Amanda demands that Tom (Zachary Quinto) keep from feeding his sense of adventure and joining the Merchant Marines in order to provide for his quiet sister, Laura (Celia Keenan-Bolger). When Jones walks into a room, she seems to absorb all the attention in it like a flame burning up oxygen. Amanda shines while her children are absorbed into her presence. The situation, in true Williams style, is both amusing and miserable.
Well known for his cold villain on the TV series Heroes (2006-2010) and his restrained version of the alien Spock in 2009’s Star Trek film, it’s strange to watch Quinto let loose here. As Tom, Quinto devours the scenery. He initially directs his hysteria toward Amanda. The frustration he has for his mother is palpable and filtered through his drinking. As the night I saw the play progressed, however, Quinto eventually melted into his role.

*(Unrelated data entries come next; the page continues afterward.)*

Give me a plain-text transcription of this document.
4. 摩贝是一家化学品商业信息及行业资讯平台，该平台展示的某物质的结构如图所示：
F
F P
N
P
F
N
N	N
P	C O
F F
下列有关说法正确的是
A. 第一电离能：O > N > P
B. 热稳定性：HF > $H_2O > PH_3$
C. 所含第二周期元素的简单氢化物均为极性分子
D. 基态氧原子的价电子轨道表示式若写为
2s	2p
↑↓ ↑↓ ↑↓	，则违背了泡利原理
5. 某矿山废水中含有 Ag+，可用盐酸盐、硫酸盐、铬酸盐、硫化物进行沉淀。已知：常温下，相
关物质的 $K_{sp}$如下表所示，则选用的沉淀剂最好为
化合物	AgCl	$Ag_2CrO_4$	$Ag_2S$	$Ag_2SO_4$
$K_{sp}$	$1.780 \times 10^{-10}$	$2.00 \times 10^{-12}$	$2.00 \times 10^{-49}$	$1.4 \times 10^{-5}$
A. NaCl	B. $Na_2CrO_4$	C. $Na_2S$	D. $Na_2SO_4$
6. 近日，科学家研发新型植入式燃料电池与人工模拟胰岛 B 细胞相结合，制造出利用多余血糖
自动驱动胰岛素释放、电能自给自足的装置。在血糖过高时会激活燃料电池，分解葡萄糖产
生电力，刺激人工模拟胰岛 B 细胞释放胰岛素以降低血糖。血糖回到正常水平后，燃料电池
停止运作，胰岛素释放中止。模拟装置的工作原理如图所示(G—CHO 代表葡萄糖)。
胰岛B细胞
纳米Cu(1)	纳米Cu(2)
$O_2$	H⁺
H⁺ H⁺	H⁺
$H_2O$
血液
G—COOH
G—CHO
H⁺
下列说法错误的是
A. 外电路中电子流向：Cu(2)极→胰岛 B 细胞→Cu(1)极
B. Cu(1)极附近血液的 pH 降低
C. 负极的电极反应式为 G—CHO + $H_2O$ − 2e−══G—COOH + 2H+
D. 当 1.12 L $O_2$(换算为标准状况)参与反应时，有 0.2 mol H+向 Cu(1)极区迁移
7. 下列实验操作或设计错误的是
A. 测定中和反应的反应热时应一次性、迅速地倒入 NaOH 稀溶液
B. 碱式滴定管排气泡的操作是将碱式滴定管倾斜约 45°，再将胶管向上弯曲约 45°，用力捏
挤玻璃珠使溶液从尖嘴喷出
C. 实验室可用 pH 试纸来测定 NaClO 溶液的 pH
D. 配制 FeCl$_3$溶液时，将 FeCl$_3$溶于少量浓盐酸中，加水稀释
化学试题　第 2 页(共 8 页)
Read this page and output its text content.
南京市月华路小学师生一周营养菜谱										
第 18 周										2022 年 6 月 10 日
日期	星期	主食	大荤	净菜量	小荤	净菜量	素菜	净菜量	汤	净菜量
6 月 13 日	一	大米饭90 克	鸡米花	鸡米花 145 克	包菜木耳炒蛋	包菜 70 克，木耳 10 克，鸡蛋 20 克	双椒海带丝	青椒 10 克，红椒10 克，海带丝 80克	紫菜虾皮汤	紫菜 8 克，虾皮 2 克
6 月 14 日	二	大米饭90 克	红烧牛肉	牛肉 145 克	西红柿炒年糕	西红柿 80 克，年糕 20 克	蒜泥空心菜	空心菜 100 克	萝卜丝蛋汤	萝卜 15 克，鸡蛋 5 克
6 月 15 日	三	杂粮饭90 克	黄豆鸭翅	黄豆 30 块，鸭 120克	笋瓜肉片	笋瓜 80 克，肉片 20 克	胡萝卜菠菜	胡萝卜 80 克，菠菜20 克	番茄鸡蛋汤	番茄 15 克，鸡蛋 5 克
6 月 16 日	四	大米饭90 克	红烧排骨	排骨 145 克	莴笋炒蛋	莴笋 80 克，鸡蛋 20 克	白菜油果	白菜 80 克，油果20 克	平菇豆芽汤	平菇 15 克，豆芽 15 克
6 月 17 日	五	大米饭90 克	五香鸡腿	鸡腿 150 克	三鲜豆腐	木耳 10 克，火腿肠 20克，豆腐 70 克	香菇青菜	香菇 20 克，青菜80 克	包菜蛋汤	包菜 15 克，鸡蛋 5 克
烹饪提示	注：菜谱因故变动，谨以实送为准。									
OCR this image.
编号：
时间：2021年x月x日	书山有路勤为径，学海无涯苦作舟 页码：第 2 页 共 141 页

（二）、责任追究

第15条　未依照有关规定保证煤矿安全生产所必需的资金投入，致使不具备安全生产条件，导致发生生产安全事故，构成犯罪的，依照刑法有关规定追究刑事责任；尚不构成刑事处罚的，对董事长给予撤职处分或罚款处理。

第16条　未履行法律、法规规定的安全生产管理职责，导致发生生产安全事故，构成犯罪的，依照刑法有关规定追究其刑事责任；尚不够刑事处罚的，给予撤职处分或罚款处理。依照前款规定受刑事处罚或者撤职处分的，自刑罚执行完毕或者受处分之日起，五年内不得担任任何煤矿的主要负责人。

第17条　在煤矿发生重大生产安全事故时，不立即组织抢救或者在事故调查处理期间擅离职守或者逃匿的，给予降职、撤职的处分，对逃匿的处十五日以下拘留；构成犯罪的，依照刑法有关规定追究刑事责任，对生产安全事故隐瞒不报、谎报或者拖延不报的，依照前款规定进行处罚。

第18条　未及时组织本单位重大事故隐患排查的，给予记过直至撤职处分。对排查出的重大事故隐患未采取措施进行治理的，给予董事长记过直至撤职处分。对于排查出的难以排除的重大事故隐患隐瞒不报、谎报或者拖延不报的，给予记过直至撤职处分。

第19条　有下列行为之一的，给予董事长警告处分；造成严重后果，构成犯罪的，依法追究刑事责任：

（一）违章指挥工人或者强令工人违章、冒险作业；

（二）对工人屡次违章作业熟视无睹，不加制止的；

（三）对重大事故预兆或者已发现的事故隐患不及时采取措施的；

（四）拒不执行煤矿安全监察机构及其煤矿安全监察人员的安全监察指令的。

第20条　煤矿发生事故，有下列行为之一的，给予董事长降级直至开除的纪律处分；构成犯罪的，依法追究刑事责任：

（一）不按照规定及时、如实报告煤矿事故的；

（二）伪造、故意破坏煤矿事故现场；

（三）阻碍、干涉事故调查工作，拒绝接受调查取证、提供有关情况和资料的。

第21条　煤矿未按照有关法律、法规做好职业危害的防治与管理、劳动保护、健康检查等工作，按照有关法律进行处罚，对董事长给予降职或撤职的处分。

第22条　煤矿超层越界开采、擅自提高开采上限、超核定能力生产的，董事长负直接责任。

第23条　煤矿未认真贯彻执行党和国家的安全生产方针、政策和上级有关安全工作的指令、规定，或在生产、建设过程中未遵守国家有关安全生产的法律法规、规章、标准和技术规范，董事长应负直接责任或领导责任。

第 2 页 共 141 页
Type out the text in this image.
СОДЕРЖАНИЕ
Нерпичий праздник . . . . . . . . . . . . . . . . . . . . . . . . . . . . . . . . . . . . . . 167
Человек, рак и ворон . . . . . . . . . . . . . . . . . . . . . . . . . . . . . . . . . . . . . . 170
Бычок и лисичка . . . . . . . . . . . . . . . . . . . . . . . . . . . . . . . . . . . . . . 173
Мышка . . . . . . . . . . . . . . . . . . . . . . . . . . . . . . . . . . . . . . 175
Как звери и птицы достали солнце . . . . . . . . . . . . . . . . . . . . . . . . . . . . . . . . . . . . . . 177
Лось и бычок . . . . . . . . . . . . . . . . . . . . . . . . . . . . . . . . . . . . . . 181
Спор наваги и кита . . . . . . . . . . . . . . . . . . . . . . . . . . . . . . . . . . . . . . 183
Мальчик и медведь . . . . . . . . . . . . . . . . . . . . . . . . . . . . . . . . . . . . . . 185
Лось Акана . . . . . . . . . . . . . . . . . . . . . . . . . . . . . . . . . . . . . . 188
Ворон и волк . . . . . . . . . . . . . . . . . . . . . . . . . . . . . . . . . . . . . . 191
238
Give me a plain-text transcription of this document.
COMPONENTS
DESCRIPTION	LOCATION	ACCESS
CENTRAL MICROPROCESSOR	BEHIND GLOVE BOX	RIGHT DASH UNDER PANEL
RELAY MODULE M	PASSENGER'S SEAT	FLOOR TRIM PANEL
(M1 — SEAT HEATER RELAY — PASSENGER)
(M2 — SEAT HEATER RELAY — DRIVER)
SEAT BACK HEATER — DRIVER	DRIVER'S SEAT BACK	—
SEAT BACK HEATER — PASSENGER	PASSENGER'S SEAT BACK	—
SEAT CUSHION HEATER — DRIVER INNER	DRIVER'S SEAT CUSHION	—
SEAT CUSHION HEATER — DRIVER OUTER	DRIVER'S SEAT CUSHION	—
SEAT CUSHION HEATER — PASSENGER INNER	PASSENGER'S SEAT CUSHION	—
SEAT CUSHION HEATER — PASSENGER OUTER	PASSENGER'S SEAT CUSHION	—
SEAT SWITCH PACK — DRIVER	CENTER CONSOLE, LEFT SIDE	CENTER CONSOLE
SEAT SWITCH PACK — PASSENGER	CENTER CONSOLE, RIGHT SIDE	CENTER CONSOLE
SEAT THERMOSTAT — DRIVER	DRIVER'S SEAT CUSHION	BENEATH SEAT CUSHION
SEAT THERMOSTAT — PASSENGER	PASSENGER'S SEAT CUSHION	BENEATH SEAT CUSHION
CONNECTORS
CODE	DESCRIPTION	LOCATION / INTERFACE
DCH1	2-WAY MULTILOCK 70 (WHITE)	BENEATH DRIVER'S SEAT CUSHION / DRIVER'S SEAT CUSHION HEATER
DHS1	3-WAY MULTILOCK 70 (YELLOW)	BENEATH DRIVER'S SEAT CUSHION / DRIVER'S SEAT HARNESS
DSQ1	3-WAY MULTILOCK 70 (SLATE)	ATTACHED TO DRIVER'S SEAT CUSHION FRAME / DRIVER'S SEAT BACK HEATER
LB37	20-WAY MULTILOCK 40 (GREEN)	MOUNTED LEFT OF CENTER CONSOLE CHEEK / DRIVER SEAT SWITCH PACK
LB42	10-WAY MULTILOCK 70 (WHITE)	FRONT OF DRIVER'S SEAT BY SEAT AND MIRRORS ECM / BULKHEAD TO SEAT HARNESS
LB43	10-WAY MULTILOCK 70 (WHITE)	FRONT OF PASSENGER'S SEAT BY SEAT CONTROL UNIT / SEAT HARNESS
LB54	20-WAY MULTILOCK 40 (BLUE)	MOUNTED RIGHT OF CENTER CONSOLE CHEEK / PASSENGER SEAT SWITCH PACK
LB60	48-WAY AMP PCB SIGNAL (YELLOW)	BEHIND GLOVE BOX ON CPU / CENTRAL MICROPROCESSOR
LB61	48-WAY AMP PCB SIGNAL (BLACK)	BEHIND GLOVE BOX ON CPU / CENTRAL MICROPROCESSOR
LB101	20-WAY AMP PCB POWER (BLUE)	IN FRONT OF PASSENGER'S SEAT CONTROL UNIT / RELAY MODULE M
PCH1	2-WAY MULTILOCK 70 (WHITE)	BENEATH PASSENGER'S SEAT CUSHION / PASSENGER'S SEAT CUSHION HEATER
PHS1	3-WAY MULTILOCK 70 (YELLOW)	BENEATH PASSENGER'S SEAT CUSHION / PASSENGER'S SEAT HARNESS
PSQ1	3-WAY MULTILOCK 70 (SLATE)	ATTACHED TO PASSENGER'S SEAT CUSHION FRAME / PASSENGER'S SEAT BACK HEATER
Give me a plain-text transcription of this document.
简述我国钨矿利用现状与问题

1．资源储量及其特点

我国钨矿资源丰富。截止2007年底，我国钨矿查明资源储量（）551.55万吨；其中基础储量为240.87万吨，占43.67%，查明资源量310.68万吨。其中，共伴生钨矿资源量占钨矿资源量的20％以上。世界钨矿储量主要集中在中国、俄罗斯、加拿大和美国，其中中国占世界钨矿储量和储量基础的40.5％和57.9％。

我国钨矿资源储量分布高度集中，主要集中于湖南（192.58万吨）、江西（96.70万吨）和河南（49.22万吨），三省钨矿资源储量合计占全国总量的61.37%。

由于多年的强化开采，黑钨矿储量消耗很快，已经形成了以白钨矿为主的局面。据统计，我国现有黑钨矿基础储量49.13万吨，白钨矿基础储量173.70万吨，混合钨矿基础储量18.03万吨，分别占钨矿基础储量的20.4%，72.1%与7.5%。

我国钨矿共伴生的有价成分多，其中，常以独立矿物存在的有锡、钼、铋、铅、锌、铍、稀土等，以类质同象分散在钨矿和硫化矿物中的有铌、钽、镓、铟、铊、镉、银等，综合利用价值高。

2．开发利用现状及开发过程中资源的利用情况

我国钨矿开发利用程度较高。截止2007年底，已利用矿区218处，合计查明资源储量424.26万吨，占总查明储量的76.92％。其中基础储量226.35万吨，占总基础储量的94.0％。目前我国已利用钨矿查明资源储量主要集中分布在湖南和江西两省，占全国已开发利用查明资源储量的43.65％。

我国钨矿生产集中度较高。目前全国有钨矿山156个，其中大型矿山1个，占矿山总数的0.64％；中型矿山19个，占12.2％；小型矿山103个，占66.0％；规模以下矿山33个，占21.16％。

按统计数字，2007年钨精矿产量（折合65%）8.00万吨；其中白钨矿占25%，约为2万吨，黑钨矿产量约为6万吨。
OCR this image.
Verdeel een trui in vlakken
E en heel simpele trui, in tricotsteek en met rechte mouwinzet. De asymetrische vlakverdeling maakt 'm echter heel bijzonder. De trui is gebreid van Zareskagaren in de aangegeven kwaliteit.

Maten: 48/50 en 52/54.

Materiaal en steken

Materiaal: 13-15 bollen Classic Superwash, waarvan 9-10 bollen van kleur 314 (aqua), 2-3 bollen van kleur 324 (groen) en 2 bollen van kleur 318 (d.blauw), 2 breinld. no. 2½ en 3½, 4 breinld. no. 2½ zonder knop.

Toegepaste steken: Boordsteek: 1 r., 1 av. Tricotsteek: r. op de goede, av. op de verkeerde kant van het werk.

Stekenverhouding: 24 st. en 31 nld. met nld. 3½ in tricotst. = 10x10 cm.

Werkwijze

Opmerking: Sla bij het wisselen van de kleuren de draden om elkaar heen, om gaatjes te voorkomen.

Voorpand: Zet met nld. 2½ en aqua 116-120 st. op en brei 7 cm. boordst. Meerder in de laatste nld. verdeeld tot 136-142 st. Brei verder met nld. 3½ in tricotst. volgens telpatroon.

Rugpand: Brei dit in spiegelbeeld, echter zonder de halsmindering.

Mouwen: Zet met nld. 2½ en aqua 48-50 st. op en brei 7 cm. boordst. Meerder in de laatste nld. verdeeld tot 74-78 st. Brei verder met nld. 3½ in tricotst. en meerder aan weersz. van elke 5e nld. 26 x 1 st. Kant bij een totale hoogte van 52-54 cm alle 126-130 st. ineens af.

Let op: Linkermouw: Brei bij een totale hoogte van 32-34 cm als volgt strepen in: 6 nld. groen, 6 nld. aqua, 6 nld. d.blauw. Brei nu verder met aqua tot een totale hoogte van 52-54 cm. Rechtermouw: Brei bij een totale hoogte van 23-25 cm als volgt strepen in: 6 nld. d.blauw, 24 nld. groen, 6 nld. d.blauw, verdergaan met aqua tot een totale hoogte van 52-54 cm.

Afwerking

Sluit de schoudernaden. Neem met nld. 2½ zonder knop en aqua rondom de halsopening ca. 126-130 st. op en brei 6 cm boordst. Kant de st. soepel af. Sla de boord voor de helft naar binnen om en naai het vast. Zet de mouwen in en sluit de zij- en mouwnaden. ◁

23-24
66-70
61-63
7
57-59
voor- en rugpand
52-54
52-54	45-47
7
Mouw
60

Still, his performance was jarring at first, as if he was still getting used to a new skin.
Celia Keenan-Bolger’s turn as Laura steals the second half of the show. When we first see her, Quinto introduces her by pulling her out of the cushions of the couch. Like a sad nightmare, she’s trapped in the corners of the life her mother has chosen. Amanda feels all the more oblivious for rushing to pair her daughter with a gentleman caller and ignore the rest of their problems.
Laura, here, doesn’t just walk with a limp but a pronounced stoop. She lurches across the stage nervously. The central metaphor compares Laura to the glass unicorn in her menagerie, a creature both unique and fragile. Here, though, it looks as if Laura has already been broken. The wounded performance is stunning.
Director John Tiffany chooses a largely empty stage to set the action, one made up to look like a dream. The stairs of the fire escape disappear upward and a reflective black surface surrounds the stage like a lake. While an interesting effect, the attempt to make the play more otherworldly than it already is happens to be unneeded. The characters are enough to move the show beyond its mundane trappings.
Despite some stumbling, American Repertory Theater’s production of The Glass Menagerie is a tight show. The actors inhabit a stark space but are thoroughly wrapped up in the worlds’ of their characters. It’s not perfect, but like Laura awkwardly moving across the stage, Tom waxing poetic, or Amanda making a grab for the limelight, the effect is absorbing.